AnonyMissy noted that "by the time these girls realize they are in trouble, the jihadis have all of their info."

"I'm usually contacted after they cannot get rid of the recruiters," she added. "I would be very interested to see how many missing or 'runaway' teen girls were chatting, knowingly or not, with ISIS recruiters before they disappeared. And does anyone even know to look?"

"...I've mostly been told about them being taught to steal to get money to travel. Beyond that, because they are children, I put them in touch with law enforcement to protect them."

BinarySec operatives devoted to the #OpISIS mission are divided into those gathering intel and the "weaponry" section.

"The intel's job is to scour any possible ISIS websites, determine if they are ISIS-related or Islamic extremist-related and maintain a target list for weaponry. When this is done, our weaponry division starts scouring websites for vulnerabilities. If none are found then we flood the website with traffic and tell the host to take it down," Binary said.

"We will always go to the company and usually they are pretty good about removing it. However, there are a handful of companies who refuse to remove it. So we just continuously [denial-of-service attack] the website until they do."
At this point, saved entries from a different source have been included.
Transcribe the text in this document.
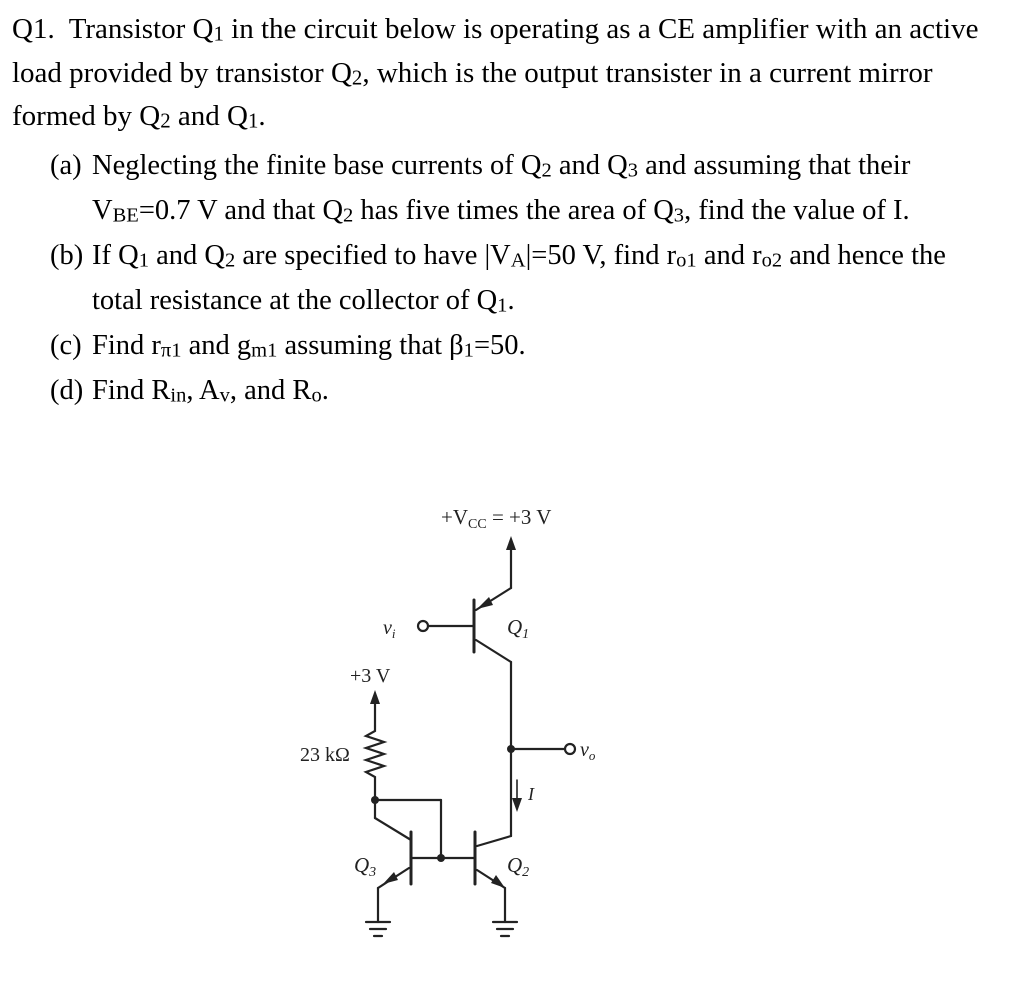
Q1. Transistor Q1 in the circuit below is operating as a CE amplifier with an active load provided by transistor Q2, which is the output transister in a current mirror formed by Q2 and Q1.

(a) Neglecting the finite base currents of Q2 and Q3 and assuming that their VBE=0.7 V and that Q2 has five times the area of Q3, find the value of I.
(b) If Q1 and Q2 are specified to have |VA|=50 V, find ro1 and ro2 and hence the total resistance at the collector of Q1.
(c) Find rπ1 and gm1 assuming that β1=50.
(d) Find Rin, Av, and Ro.
+VCC = +3 V
Q1
$v_i$
$v_o$
+3 V
23 kΩ
I
Q3	Q2
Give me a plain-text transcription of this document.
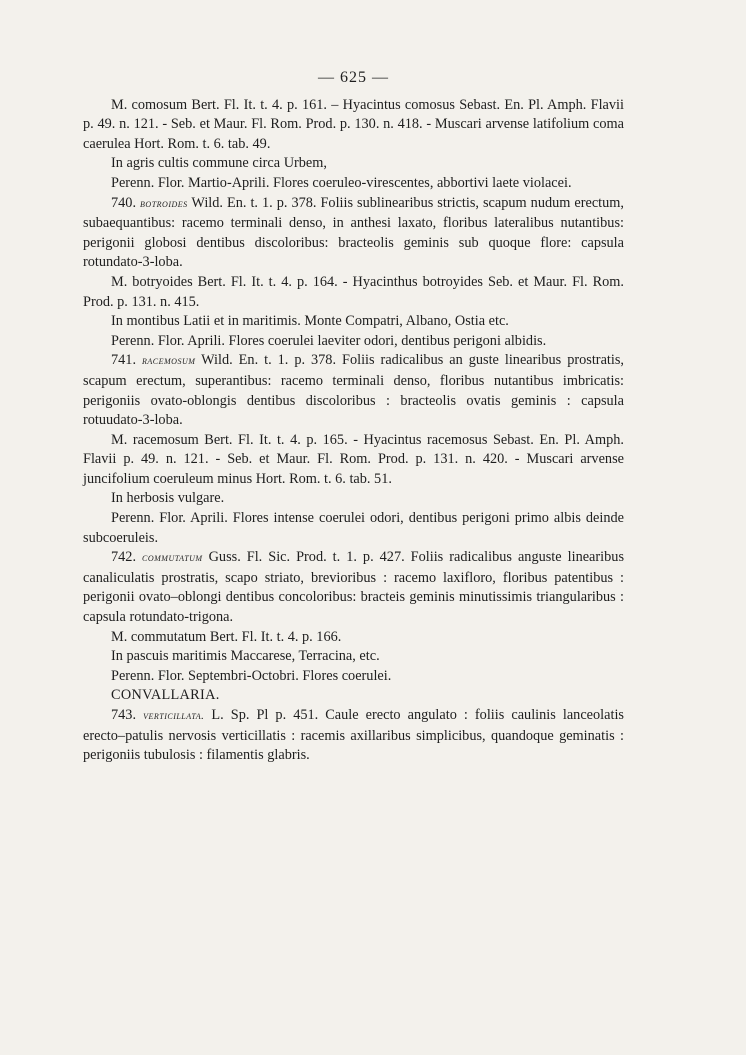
— 625 —

M. comosum Bert. Fl. It. t. 4. p. 161. – Hyacintus comosus Sebast. En. Pl. Amph. Flavii p. 49. n. 121. - Seb. et Maur. Fl. Rom. Prod. p. 130. n. 418. - Muscari arvense latifolium coma caerulea Hort. Rom. t. 6. tab. 49.

In agris cultis commune circa Urbem,

Perenn. Flor. Martio-Aprili. Flores coeruleo-virescentes, abbortivi laete violacei.

740. botroides Wild. En. t. 1. p. 378. Foliis sublinearibus strictis, scapum nudum erectum, subaequantibus: racemo terminali denso, in anthesi laxato, floribus lateralibus nutantibus: perigonii globosi dentibus discoloribus: bracteolis geminis sub quoque flore: capsula rotundato-3-loba.

M. botryoides Bert. Fl. It. t. 4. p. 164. - Hyacinthus botroyides Seb. et Maur. Fl. Rom. Prod. p. 131. n. 415.

In montibus Latii et in maritimis. Monte Compatri, Albano, Ostia etc.

Perenn. Flor. Aprili. Flores coerulei laeviter odori, dentibus perigoni albidis.

741. racemosum Wild. En. t. 1. p. 378. Foliis radicalibus an guste linearibus prostratis, scapum erectum, superantibus: racemo terminali denso, floribus nutantibus imbricatis: perigoniis ovato-oblongis dentibus discoloribus : bracteolis ovatis geminis : capsula rotuudato-3-loba.

M. racemosum Bert. Fl. It. t. 4. p. 165. - Hyacintus racemosus Sebast. En. Pl. Amph. Flavii p. 49. n. 121. - Seb. et Maur. Fl. Rom. Prod. p. 131. n. 420. - Muscari arvense juncifolium coeruleum minus Hort. Rom. t. 6. tab. 51.

In herbosis vulgare.

Perenn. Flor. Aprili. Flores intense coerulei odori, dentibus perigoni primo albis deinde subcoeruleis.

742. commutatum Guss. Fl. Sic. Prod. t. 1. p. 427. Foliis radicalibus anguste linearibus canaliculatis prostratis, scapo striato, brevioribus : racemo laxifloro, floribus patentibus : perigonii ovato–oblongi dentibus concoloribus: bracteis geminis minutissimis triangularibus : capsula rotundato-trigona.

M. commutatum Bert. Fl. It. t. 4. p. 166.

In pascuis maritimis Maccarese, Terracina, etc.

Perenn. Flor. Septembri-Octobri. Flores coerulei.

CONVALLARIA.

743. verticillata. L. Sp. Pl p. 451. Caule erecto angulato : foliis caulinis lanceolatis erecto–patulis nervosis verticillatis : racemis axillaribus simplicibus, quandoque geminatis : perigoniis tubulosis : filamentis glabris.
Of those who refuse to take terrorist propaganda and communications down: "Some are U.S companies. Some are foreign. It's a mixture of both."

A BinarySec operative going by the name Zombie Ghost said the group does "work through official channels where we can."

"We have actually developed some good working relationships with some web hosts and they will take down material we identify quickly. There are other content delivery services like [U.S. company] CloudFlare who have made public statements they will not remove ISIS materials and in these cases we have to look at alternative methods," Zombie Ghost said.

Those without a drop of hacking skills are helping in the #OpISIS effort by reporting jihadist accounts or materials spotted online. Hacktivist groups involved in the fight each take reports via website forms or Twitter messages.

"We depend heavily on the non-hacker community to assist us with removing Twitter accounts, especially. We can't be everywhere, and this is a volume issue. Through our bot @tool_binary anyone can look through ISIS accounts and report the ISIS materials to have them removed; they don't have to be technically inclined," Zombie Ghost said. "Most hosts don't really review the material they host. They depend on people reporting the ISIS sites to them and the responsible ones will remove it."

AnonyMissy called the latest Twitter update "a great hindrance to having accounts removed."

"ISIS run block lists and import them up to new accounts. Prior to this update, even blocked, we could still see and report the accounts; now the accounts have no reporting option available if you are blocked," she said. "Obviously, the accounts that are blocking #OpISIS are typically more active than accounts that are not."